“不要钱”
她一个平头百姓,手头紧巴的他指缝里漏下个扳指都会眼巴巴去捡,眼下却和他说不要钱
那她是想要什么
舌尖重重地抵过齿尖,仿佛只有那种略微刺痛的感觉方能缓解男人心口越来越刺挠的情绪。
就算他能纵容她的痴心妄想,那她是不是也该有一个度
赵时隽并未再打发冯二焦去说些什么,有意将茶花晾到一边去,既不叫她晚上过来伺候,听见她要求见,也不许人放她进来。
直到第二日,冯二焦道茶花在收拾东西。
“她这是想离开了”
掐指一算,半个月的光景竟如此短暂,一闪而逝。
冯二焦“应该是的,毕竟那位的忌日也已经过去了”
他知晓这隐疾全都是赵时隽心理作祟,实则平日里就算把茶花留在身边,也是无用的。
冯二焦想着正打算问问要不要多送茶花两瓶伤药叫她带走,却听赵时隽冷不丁不阴不阳地冷“呵”了一声。
男人眼底掠过一抹火光,半是阴沉地灌了口茶,道自己这几日是上火的厉害。
心口那股刺挠就越发得止不住。
只是她对自己说是喜欢,却也根本坚持不了多久。
只要觉得看不到希望了,便要收拾东西离开
她也不想想,这等不值钱的喜欢,谁又会稀罕
茶花这边确实是准备要离开的。
她给萧烟娘下的那一碗迷药药性虽重,但也不可能让对方永远都醒不来。
巧在她伺候男人的期限终于也要结束,这个时候准备离开,反倒是合情合理。
到了晚上,茶花本以为赵时隽不会再用到她。
岂料冯二焦还是过来传唤了她一声。
茶花掩住心底的不情愿,如往常一般去伺候男人。
当夜的气氛仍旧一如既往地因为茶花的安静而显得有些沉闷。
但赵时隽揉了几下眉心,终于把手里的书放下,仿佛同茶花聊家常一般,忽然同她说起了话。

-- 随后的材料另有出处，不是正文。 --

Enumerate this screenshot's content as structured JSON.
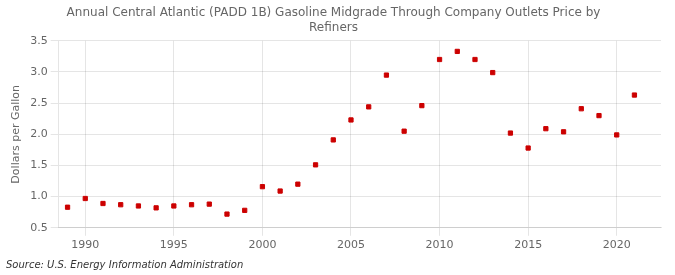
{
  "chart_data": {
    "type": "scatter",
    "title": "Annual Central Atlantic (PADD 1B) Gasoline Midgrade Through Company Outlets Price by\nRefiners",
    "ylabel": "Dollars per Gallon",
    "annotation": "Source: U.S. Energy Information Administration",
    "x": [
      1989,
      1990,
      1991,
      1992,
      1993,
      1994,
      1995,
      1996,
      1997,
      1998,
      1999,
      2000,
      2001,
      2002,
      2003,
      2004,
      2005,
      2006,
      2007,
      2008,
      2009,
      2010,
      2011,
      2012,
      2013,
      2014,
      2015,
      2016,
      2017,
      2018,
      2019,
      2020,
      2021
    ],
    "values": [
      0.83,
      0.97,
      0.89,
      0.87,
      0.85,
      0.82,
      0.85,
      0.87,
      0.88,
      0.72,
      0.78,
      1.16,
      1.09,
      1.2,
      1.51,
      1.91,
      2.23,
      2.44,
      2.95,
      2.05,
      2.46,
      3.2,
      3.33,
      3.2,
      2.99,
      2.02,
      1.78,
      2.09,
      2.04,
      2.41,
      2.3,
      1.99,
      2.63
    ],
    "color": "#cc0000",
    "marker": "square",
    "xlim": [
      1988.5,
      2022.5
    ],
    "xticks": [
      1990,
      1995,
      2000,
      2005,
      2010,
      2015,
      2020
    ],
    "ylim": [
      0.5,
      3.5
    ],
    "yticks": [
      0.5,
      {
        "value": 1.0,
        "label": "1.0"
      },
      1.5,
      {
        "value": 2.0,
        "label": "2.0"
      },
      2.5,
      {
        "value": 3.0,
        "label": "3.0"
      },
      3.5
    ],
    "grid": true
  }
}
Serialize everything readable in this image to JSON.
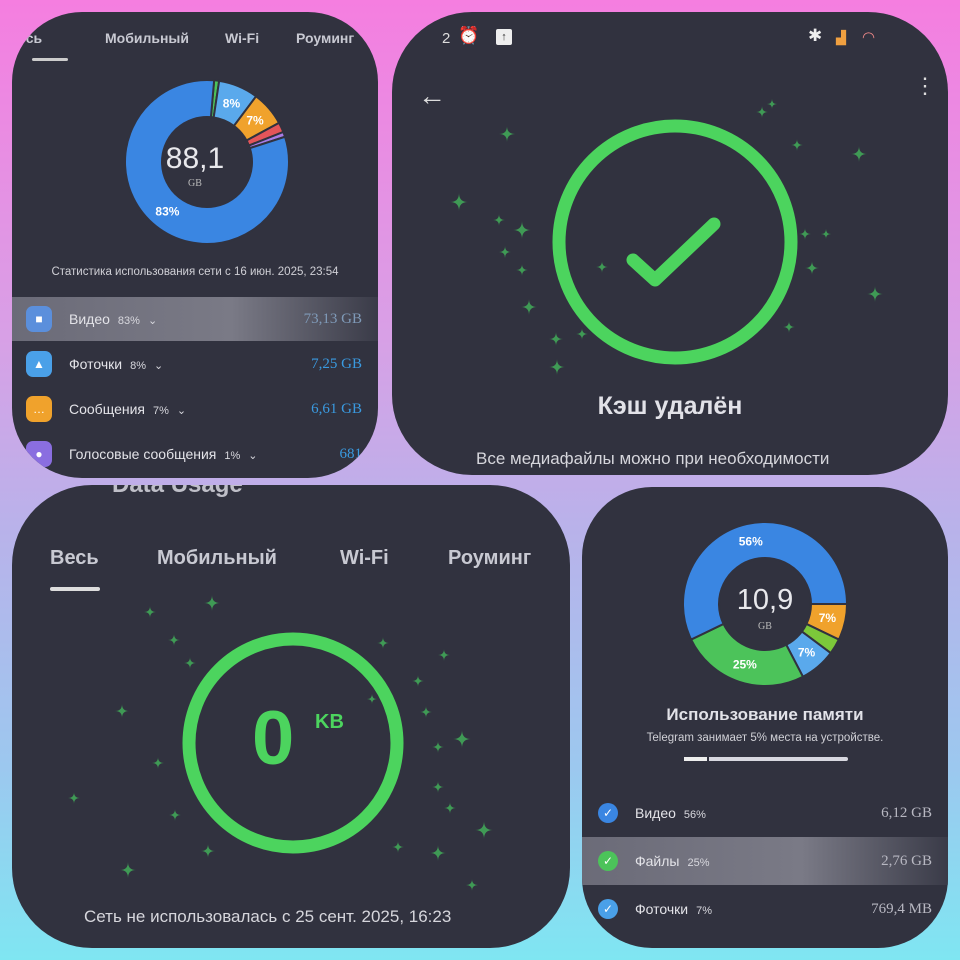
{
  "panel1": {
    "tabs": [
      "Весь",
      "Мобильный",
      "Wi-Fi",
      "Роуминг"
    ],
    "total": "88,1",
    "unit": "GB",
    "chart_data": {
      "type": "pie",
      "values": [
        1,
        8,
        7,
        2,
        1,
        83
      ],
      "labels": [
        "",
        "8%",
        "7%",
        "",
        "",
        "83%"
      ],
      "colors": [
        "#4cc35a",
        "#5aa9ec",
        "#f0a22c",
        "#e4555a",
        "#a77ce8",
        "#3a86e2"
      ]
    },
    "caption": "Статистика использования сети с 16 июн. 2025, 23:54",
    "rows": [
      {
        "label": "Видео",
        "pct": "83%",
        "value": "73,13 GB",
        "icon": "video-icon",
        "color": "#5b8fdc"
      },
      {
        "label": "Фоточки",
        "pct": "8%",
        "value": "7,25 GB",
        "icon": "photo-icon",
        "color": "#4aa0e8"
      },
      {
        "label": "Сообщения",
        "pct": "7%",
        "value": "6,61 GB",
        "icon": "message-icon",
        "color": "#f0a22c"
      },
      {
        "label": "Голосовые сообщения",
        "pct": "1%",
        "value": "681",
        "icon": "mic-icon",
        "color": "#8a6ee0"
      }
    ]
  },
  "panel2": {
    "status_time": "2",
    "title": "Кэш удалён",
    "subtitle": "Все медиафайлы можно при необходимости",
    "accent": "#4cd45e"
  },
  "panel3": {
    "header": "Data Usage",
    "tabs": [
      "Весь",
      "Мобильный",
      "Wi-Fi",
      "Роуминг"
    ],
    "value": "0",
    "unit": "KB",
    "caption": "Сеть не использовалась с 25 сент. 2025, 16:23"
  },
  "panel4": {
    "total": "10,9",
    "unit": "GB",
    "chart_data": {
      "type": "pie",
      "values": [
        7,
        3,
        7,
        25,
        56
      ],
      "labels": [
        "7%",
        "",
        "7%",
        "25%",
        "56%"
      ],
      "colors": [
        "#f0a22c",
        "#7cc83a",
        "#5aa9ec",
        "#4cc35a",
        "#3a86e2"
      ]
    },
    "title": "Использование памяти",
    "subtitle": "Telegram занимает 5% места на устройстве.",
    "device_usage_percent": 5,
    "rows": [
      {
        "label": "Видео",
        "pct": "56%",
        "value": "6,12 GB",
        "color": "#3a86e2"
      },
      {
        "label": "Файлы",
        "pct": "25%",
        "value": "2,76 GB",
        "color": "#4cc35a"
      },
      {
        "label": "Фоточки",
        "pct": "7%",
        "value": "769,4 MB",
        "color": "#4aa0e8"
      }
    ]
  }
}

收敛了白日的躁郁,男人这会儿和颜悦色下来,颇有几分很好说话的姿态。
“茶花,我竟都还不知道,你姓什么”
茶花动作顿了顿,答他“姓陈”
她的本姓就是陈。
这并非是茶花不想避嫌,而是她和哥哥所在的住处就在陈家村。
若他们避开了“陈”姓用了其他的姓,在这所有人都姓陈的村子里反而会惹人注意。
用陈茶彦的话来说,这般也恰如灯下黑,越是铤而走险,反而更不容易引起旁人的怀疑。
赵时隽听完这话,慵懒眯起眸,将她这名字细细咀嚼了一遍。
陈茶花,这可真是个丢在人群里都找不见的名字
可偏偏,就是她这样不起眼的小杂草叫人心口这般不安生。
不过他也是才想明白。
要解决这桩事情本来就没那么复杂。
反倒是他自己先前把事情给想得复杂了些
“听说你是准备要离开了”
话锋一转,便自然而然过渡到了这个问题上。
她垂眸“嗯”了一声,软软乎乎的口吻,也叫他觉得她这声音这般好听,偏偏往日就没怎么察觉。
“您先前说,半个月”
茶花有些犹疑,又怕他会生出反悔。
然而男人只是从善如流地应了一声,“我自然是记得自己说过的话。”
他说罢便起身走到了一个抽屉跟前。